I thought that acting would be worth the candle if I became an actress as a result. But when I tried to talk to the company about it, the answer was: "No, we think you're more suitable for a girl group."

Some of the management told me that since I'm only half Korean, my acting career is only for supporting roles. I felt that my dreams were crumbling.

My contract was just about to expire and needed to be renewed before starting the group. And I said I don't want to.

This was a rare case: most students go to great lengths to realize their dream. But despite my refusal, I parted ways with the company kindly. I fulfilled my obligations under the contract and did not owe anything. If I had stayed and debuted with the group, I would have had to pay for instructors, housing, and plastic surgery. Even successful artists must keep working to pay off the debts that build up during training, as well as the new debts that form when a student becomes an "idol". In general, it is quite difficult for K-pop stars to earn something.

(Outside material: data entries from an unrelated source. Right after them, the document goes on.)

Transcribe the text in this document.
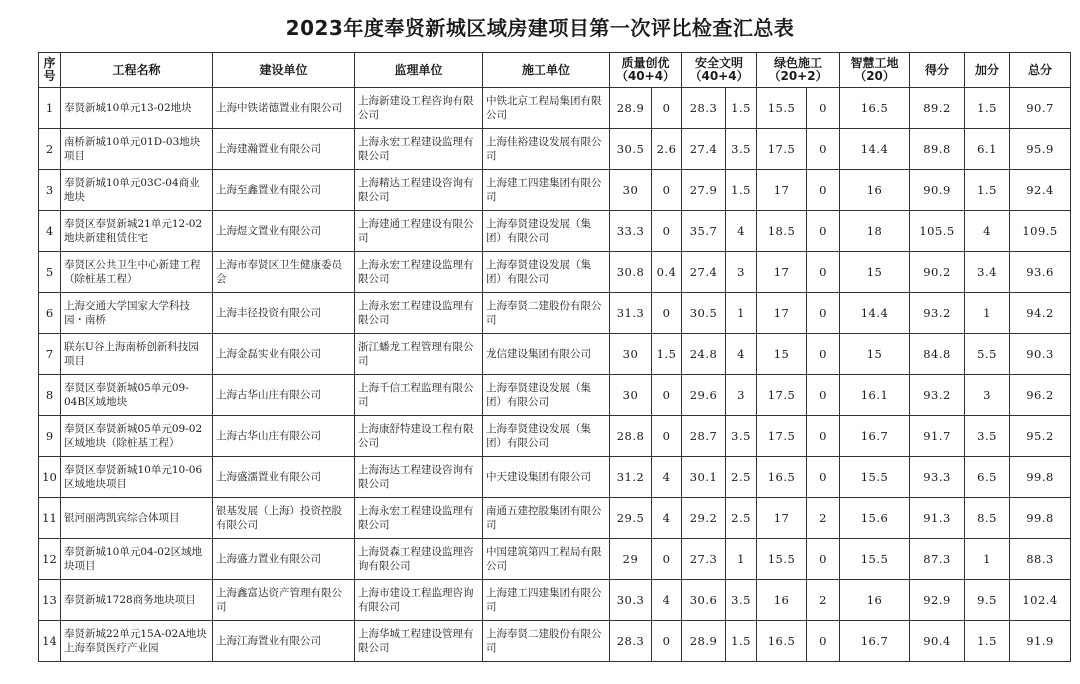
2023年度奉贤新城区域房建项目第一次评比检查汇总表
序号	工程名称	建设单位	监理单位	施工单位	质量创优（40+4）		安全文明（40+4）		绿色施工（20+2）		智慧工地（20）	得分	加分	总分
1	奉贤新城10单元13-02地块	上海中铁诺德置业有限公司	上海新建设工程咨询有限公司	中铁北京工程局集团有限公司	28.9	0	28.3	1.5	15.5	0	16.5	89.2	1.5	90.7
2	南桥新城10单元01D-03地块项目	上海建瀚置业有限公司	上海永宏工程建设监理有限公司	上海佳裕建设发展有限公司	30.5	2.6	27.4	3.5	17.5	0	14.4	89.8	6.1	95.9
3	奉贤新城10单元03C-04商业地块	上海至鑫置业有限公司	上海精达工程建设咨询有限公司	上海建工四建集团有限公司	30	0	27.9	1.5	17	0	16	90.9	1.5	92.4
4	奉贤区奉贤新城21单元12-02地块新建租赁住宅	上海煜文置业有限公司	上海建通工程建设有限公司	上海奉贤建设发展（集团）有限公司	33.3	0	35.7	4	18.5	0	18	105.5	4	109.5
5	奉贤区公共卫生中心新建工程（除桩基工程）	上海市奉贤区卫生健康委员会	上海永宏工程建设监理有限公司	上海奉贤建设发展（集团）有限公司	30.8	0.4	27.4	3	17	0	15	90.2	3.4	93.6
6	上海交通大学国家大学科技园・南桥	上海丰径投资有限公司	上海永宏工程建设监理有限公司	上海奉贤二建股份有限公司	31.3	0	30.5	1	17	0	14.4	93.2	1	94.2
7	联东U谷上海南桥创新科技园项目	上海金磊实业有限公司	浙江蟠龙工程管理有限公司	龙信建设集团有限公司	30	1.5	24.8	4	15	0	15	84.8	5.5	90.3
8	奉贤区奉贤新城05单元09-04B区域地块	上海古华山庄有限公司	上海千信工程监理有限公司	上海奉贤建设发展（集团）有限公司	30	0	29.6	3	17.5	0	16.1	93.2	3	96.2
9	奉贤区奉贤新城05单元09-02区域地块（除桩基工程）	上海古华山庄有限公司	上海康舒特建设工程有限公司	上海奉贤建设发展（集团）有限公司	28.8	0	28.7	3.5	17.5	0	16.7	91.7	3.5	95.2
10	奉贤区奉贤新城10单元10-06区域地块项目	上海盛濡置业有限公司	上海海达工程建设咨询有限公司	中天建设集团有限公司	31.2	4	30.1	2.5	16.5	0	15.5	93.3	6.5	99.8
11	银河丽湾凯宾综合体项目	银基发展（上海）投资控股有限公司	上海永宏工程建设监理有限公司	南通五建控股集团有限公司	29.5	4	29.2	2.5	17	2	15.6	91.3	8.5	99.8
12	奉贤新城10单元04-02区域地块项目	上海盛力置业有限公司	上海贤森工程建设监理咨询有限公司	中国建筑第四工程局有限公司	29	0	27.3	1	15.5	0	15.5	87.3	1	88.3
13	奉贤新城1728商务地块项目	上海鑫富达资产管理有限公司	上海市建设工程监理咨询有限公司	上海建工四建集团有限公司	30.3	4	30.6	3.5	16	2	16	92.9	9.5	102.4
14	奉贤新城22单元15A-02A地块上海奉贤医疗产业园	上海江海置业有限公司	上海华城工程建设管理有限公司	上海奉贤二建股份有限公司	28.3	0	28.9	1.5	16.5	0	16.7	90.4	1.5	91.9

I returned to England with my friends without having the operation. I passed my final exams along with everyone else. Later I studied art and got a place at a fashion school in France. And I was lucky because a lot of K-pop students dropped out at 18 or graduated at 21 and didn't know what to do next. They gave everything for trying to become a K-pop star - and ended up with nothing.

image copyrightEuodias

My mother was happy to have me back. She always considered my training a mistake. But she knew that I had to figure it out myself. And it took a long time before I realized that my mother was right.

When I see videos of the band I was supposed to be in, I feel relieved: thank God I'm not on stage with them. All this seems to me a lie, but I know these girls personally, and the way they behave in public does not at all correspond to what they are in life.

Now I don't think about speaking. If only as a hobby.